Frequency of hospitalization in patients diagnosed with congenital talipes equinovarus (CTEV)
Original Article, Pol J Public Health 2015;125(4): 219-222
PIOTR OKOŃSKI1, PATRYCJA MISZTAL-OKOŃSKA2, MAREK OKOŃSKI3,
PIOTR KSIĄŻEK4, MARIUSZ GONIEWICZ2
1 Orthopaedic and Rehabilitation Supply Centre MUSI Lublin sp. z o.o., Poland
2 Department of Emergency Medicine, Medical University of Lublin, Poland
3 Children’s Orthopaedic Clinic and Rehabilitation Department, Medical University of Lublin, Poland
4 Chair and Department of Public Health, Medical University of Lublin, Poland
Introduction. Congenital talipes equinovarus (CTEV), also called clubfoot is the second after congenital dysplasia of the hip (CDH) most frequently occurring congenital limb defect.
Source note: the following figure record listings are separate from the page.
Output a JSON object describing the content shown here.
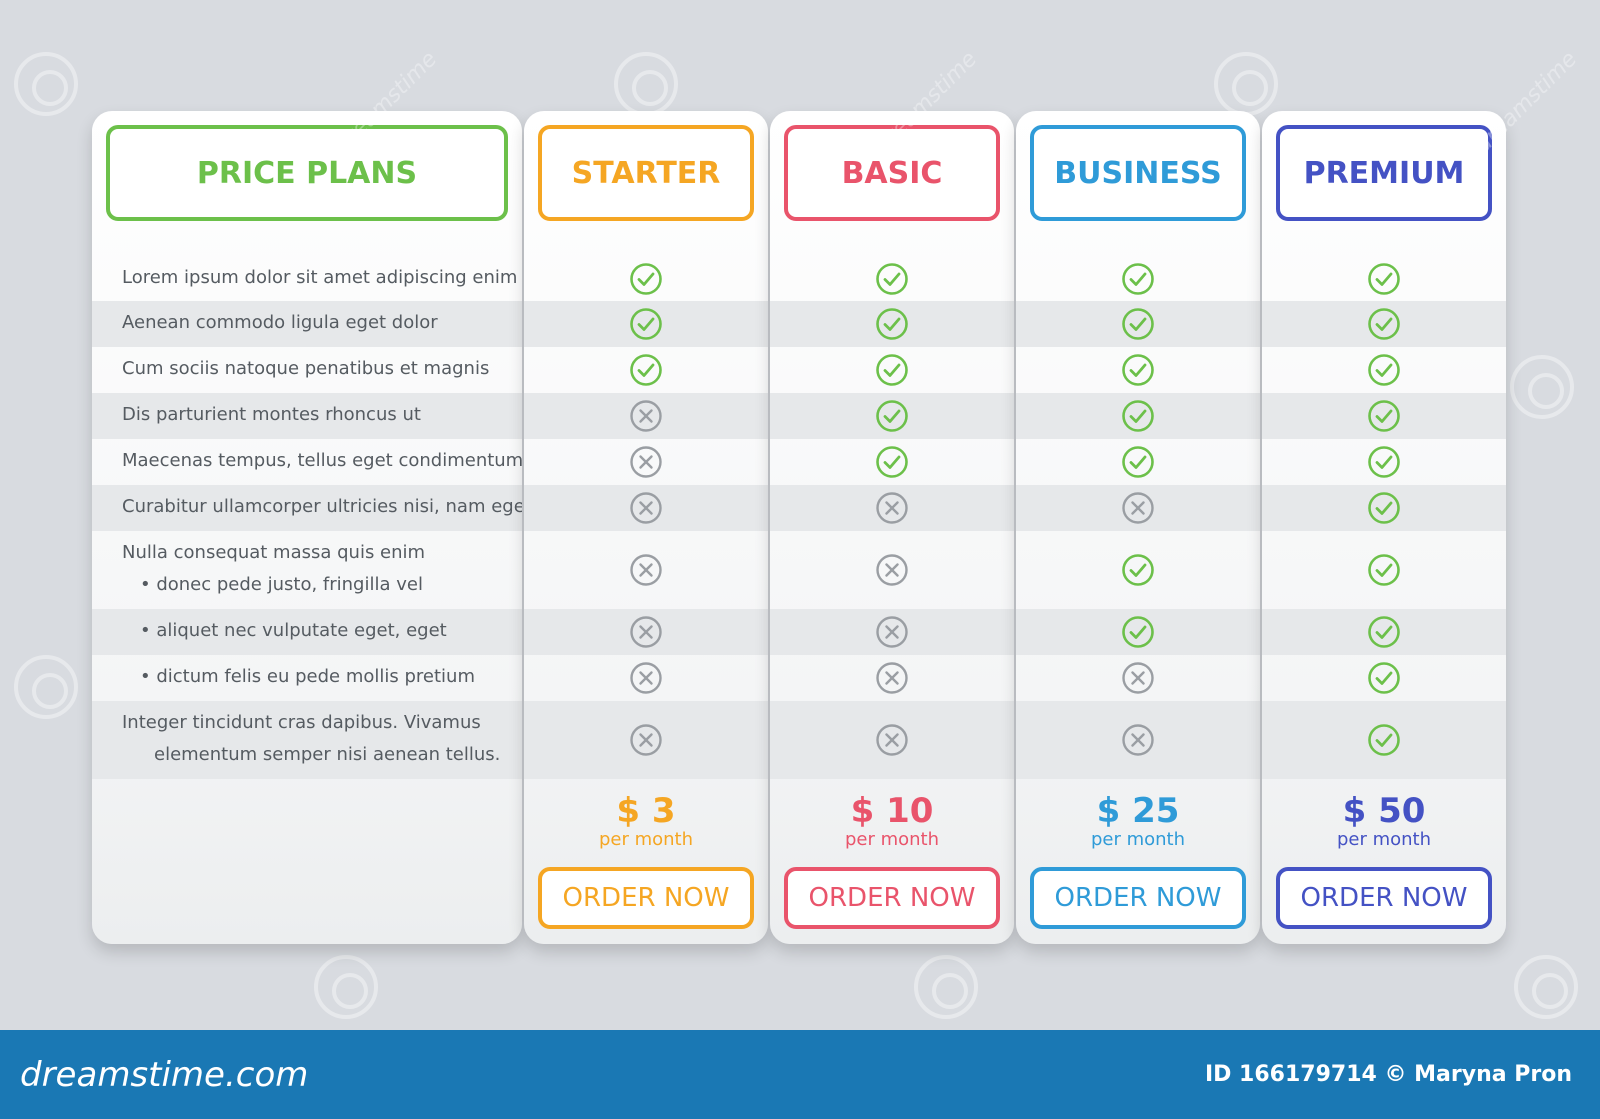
{
  "colors": {
    "features": "#6cc04a",
    "starter": "#f5a623",
    "basic": "#e9546b",
    "business": "#2f9bd8",
    "premium": "#4452c4",
    "check": "#6cc04a",
    "cross": "#9a9ea3"
  },
  "header": {
    "title": "PRICE PLANS"
  },
  "features": [
    {
      "text": "Lorem ipsum dolor sit amet adipiscing enim"
    },
    {
      "text": "Aenean commodo ligula eget dolor"
    },
    {
      "text": "Cum sociis natoque penatibus et magnis"
    },
    {
      "text": "Dis parturient montes rhoncus ut"
    },
    {
      "text": "Maecenas tempus, tellus eget condimentum"
    },
    {
      "text": "Curabitur ullamcorper ultricies nisi, nam eget"
    },
    {
      "text": "Nulla consequat massa quis enim",
      "text2": "• donec pede justo, fringilla vel"
    },
    {
      "text": "• aliquet nec vulputate eget, eget"
    },
    {
      "text": "• dictum felis eu pede mollis pretium"
    },
    {
      "text": "Integer tincidunt cras dapibus. Vivamus",
      "text2": "elementum semper nisi aenean tellus."
    }
  ],
  "plans": [
    {
      "name": "STARTER",
      "price": "$ 3",
      "period": "per month",
      "cta": "ORDER NOW",
      "color_key": "starter",
      "marks": [
        "check-icon",
        "check-icon",
        "check-icon",
        "cross-icon",
        "cross-icon",
        "cross-icon",
        "cross-icon",
        "cross-icon",
        "cross-icon",
        "cross-icon"
      ]
    },
    {
      "name": "BASIC",
      "price": "$ 10",
      "period": "per month",
      "cta": "ORDER NOW",
      "color_key": "basic",
      "marks": [
        "check-icon",
        "check-icon",
        "check-icon",
        "check-icon",
        "check-icon",
        "cross-icon",
        "cross-icon",
        "cross-icon",
        "cross-icon",
        "cross-icon"
      ]
    },
    {
      "name": "BUSINESS",
      "price": "$ 25",
      "period": "per month",
      "cta": "ORDER NOW",
      "color_key": "business",
      "marks": [
        "check-icon",
        "check-icon",
        "check-icon",
        "check-icon",
        "check-icon",
        "cross-icon",
        "check-icon",
        "check-icon",
        "cross-icon",
        "cross-icon"
      ]
    },
    {
      "name": "PREMIUM",
      "price": "$ 50",
      "period": "per month",
      "cta": "ORDER NOW",
      "color_key": "premium",
      "marks": [
        "check-icon",
        "check-icon",
        "check-icon",
        "check-icon",
        "check-icon",
        "check-icon",
        "check-icon",
        "check-icon",
        "check-icon",
        "check-icon"
      ]
    }
  ],
  "footer": {
    "brand": "dreamstime.com",
    "credit": "ID 166179714 © Maryna Pron"
  },
  "watermark": {
    "text": "dreamstime"
  }
}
In Europe the deformity affects 1-2 newborns in 1000 live births.
Aim. The aim of the study was to determine frequency of the deformity among other reasons for hospitalization, as well as depicting the profile of patients treated for clubfoot.
Material and methods. Study method was the analysis of medical documentation from two Orthopaedic Wards of Prof. Antoni Gębala Children’s Hospital of Lublin. Medical records of patients treated for congenital talipes equinovarus (IDC 10-Q66.0) between 2008 and 2013 were the study material.
Results. Results of the study show that in the analyzed period of time 310 children were hospitalized for clubfoot in hospotal. 39.35% (n=122) of the total number of patients were girls and 60.65% (n=188) were boys. The average age of patients was 3.69 years, (Me=1.09 years). Average age of girls was 4.17 (Me=1.35 years) and boys 3.89 (Me=0.83 years). The most numerous group consisted of infants up to 1 year (n=154; 49.68%).
Conclusions. Clubfoot affects boys twice as often as girls. Moreover, in the examined hospital the average length of stay for patients with clubfoot has decreased. The research reveals that the average hospitalization length in children with congenital talipes equinovarus is systematically decreasing. The study shows that the number of patients being admitted to the Children’s Orthopedics Institute of the Hospital is increasing while the number of patients with clubfoot remains on the same level.
congenital talipes equinovarus, clubfoot, lower limb defect, foot deformity.